Max Mason was one of six Black circus workers wrongfully accused of rape in 1920s Duluth. After three of his coworkers were lynched by a mob, he was the only worker convicted. Nearly a century later, his name has been cleared through Minnesota's first posthumous pardon.
The Minnesota Board of Pardons unanimously approved the decision Friday, just three days before the 100-year anniversary of the day Duluthians kidnapped Mason’s coworkers — Elias Clayton, Elmer Jackson and Issac McGhie — out of the city jail and lynched them in front of a massive crowd.
Gov. Tim Walz, Minnesota Attorney General Keith Ellison and Minnesota Supreme Court Chief Justice Lorie Skjerven Gildea comprise the three-member board. The board first approved a request that would allow them to consider a pardon in December 2019.
Minneapolis lawyer Jerry Blackwell, who authored the pardon application, said Mason’s conviction served as a “scapegoat” to justify the crowd’s wrongdoing.
“Minnesota and Duluth cannot fully heal from the lynching of Elias Clayton, Elmer Jackson and Isaac McGhie until ‘the other wrong arising from the horrors of those events’ is recognized and righted by the pardon of Mason,” the application reads.
Nineteen-year-old Irene Tusken, who was white, had accused several traveling circus workers of rape. There was little evidence to corroborate that claim throughout the case, including a doctor's examination that did not show signs of rape or assault.
After being convicted by an all-white jury, Mason was sentenced to 30 years in prison, but was released five years into his sentence on the condition that he would not return to Minnesota. He had appealed for a new trial twice, which were both denied, and his 1924 pardon request was not granted.
He died in Memphis in 1942 at 43 years old.
“His case is like the case of hundreds of other people of color,” Blackwell said. “Mr. Mason deserves our mercy, our clemency, because we served him a tainted justice when it should have been pure.”

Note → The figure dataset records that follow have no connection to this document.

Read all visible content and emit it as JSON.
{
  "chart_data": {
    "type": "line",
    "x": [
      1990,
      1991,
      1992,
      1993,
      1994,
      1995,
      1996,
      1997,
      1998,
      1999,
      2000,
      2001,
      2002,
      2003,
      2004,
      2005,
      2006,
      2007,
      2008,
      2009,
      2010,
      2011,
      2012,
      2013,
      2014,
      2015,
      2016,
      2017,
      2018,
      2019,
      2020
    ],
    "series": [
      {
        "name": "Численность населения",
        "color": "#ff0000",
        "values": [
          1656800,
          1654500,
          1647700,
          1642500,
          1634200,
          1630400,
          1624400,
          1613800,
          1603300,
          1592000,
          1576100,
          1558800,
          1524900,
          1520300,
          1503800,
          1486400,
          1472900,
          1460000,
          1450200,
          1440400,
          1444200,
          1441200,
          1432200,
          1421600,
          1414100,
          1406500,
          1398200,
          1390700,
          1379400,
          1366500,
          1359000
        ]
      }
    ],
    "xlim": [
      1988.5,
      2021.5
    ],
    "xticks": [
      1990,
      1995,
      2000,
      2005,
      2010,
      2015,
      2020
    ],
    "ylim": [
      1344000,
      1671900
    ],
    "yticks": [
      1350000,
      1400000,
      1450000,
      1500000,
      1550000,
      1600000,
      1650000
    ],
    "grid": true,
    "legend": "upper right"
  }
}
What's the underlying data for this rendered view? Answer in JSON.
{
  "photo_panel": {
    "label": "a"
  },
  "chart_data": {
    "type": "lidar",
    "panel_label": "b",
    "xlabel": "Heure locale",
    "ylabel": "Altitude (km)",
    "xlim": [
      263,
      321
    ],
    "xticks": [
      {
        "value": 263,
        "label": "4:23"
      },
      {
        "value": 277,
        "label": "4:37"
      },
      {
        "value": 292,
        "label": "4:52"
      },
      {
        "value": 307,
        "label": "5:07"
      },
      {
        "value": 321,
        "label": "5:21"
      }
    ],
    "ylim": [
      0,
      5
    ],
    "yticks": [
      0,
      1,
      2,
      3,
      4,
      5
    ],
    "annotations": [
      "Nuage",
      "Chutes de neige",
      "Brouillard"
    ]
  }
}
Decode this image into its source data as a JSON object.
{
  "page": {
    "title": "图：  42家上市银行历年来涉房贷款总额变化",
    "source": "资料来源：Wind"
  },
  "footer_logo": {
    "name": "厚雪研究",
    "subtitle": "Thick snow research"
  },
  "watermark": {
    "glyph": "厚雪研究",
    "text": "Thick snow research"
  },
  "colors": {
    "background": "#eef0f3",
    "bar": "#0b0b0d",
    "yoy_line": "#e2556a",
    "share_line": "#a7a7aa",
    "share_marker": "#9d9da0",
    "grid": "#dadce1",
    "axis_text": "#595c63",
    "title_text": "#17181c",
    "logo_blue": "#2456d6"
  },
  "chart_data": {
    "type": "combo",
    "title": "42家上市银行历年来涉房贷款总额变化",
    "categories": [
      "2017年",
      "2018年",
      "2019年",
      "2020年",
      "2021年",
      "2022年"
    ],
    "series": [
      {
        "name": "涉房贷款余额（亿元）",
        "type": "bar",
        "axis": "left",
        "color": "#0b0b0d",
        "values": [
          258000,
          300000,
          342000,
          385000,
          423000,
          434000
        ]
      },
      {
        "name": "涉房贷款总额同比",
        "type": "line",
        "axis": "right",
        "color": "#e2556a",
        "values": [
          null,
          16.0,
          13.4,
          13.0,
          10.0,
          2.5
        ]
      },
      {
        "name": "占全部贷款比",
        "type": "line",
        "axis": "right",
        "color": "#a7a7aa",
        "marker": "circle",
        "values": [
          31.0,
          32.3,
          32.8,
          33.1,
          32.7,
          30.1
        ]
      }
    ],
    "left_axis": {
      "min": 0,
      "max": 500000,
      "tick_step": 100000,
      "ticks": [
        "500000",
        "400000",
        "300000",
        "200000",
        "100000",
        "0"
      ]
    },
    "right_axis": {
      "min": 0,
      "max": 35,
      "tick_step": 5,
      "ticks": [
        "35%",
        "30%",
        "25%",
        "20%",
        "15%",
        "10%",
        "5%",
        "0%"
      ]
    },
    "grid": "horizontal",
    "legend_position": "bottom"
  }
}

Walz called the pardon "100 years overdue."
He continued: "By not addressing this, it continued the systemic racism, it allowed the things that happened to happen. There is a direct line between Max Mason and Clayton, Jackson and McGhie. There is a direct line to what happened to George Floyd on the streets of Minneapolis. The inability for us to address the stain on our state for so long has led to those situations."
Duluth Police Chief Mike Tusken spoke in support of the pardon. He said he wasn't told about his family's connection to the lynching until Irene Tusken, his great aunt, died in 1996.
“I believe this is mostly attributed to the great shame experienced by our family and the desire to repress and forget this injustice,” Tusken said. “In much the same way, Duluth followed suit.”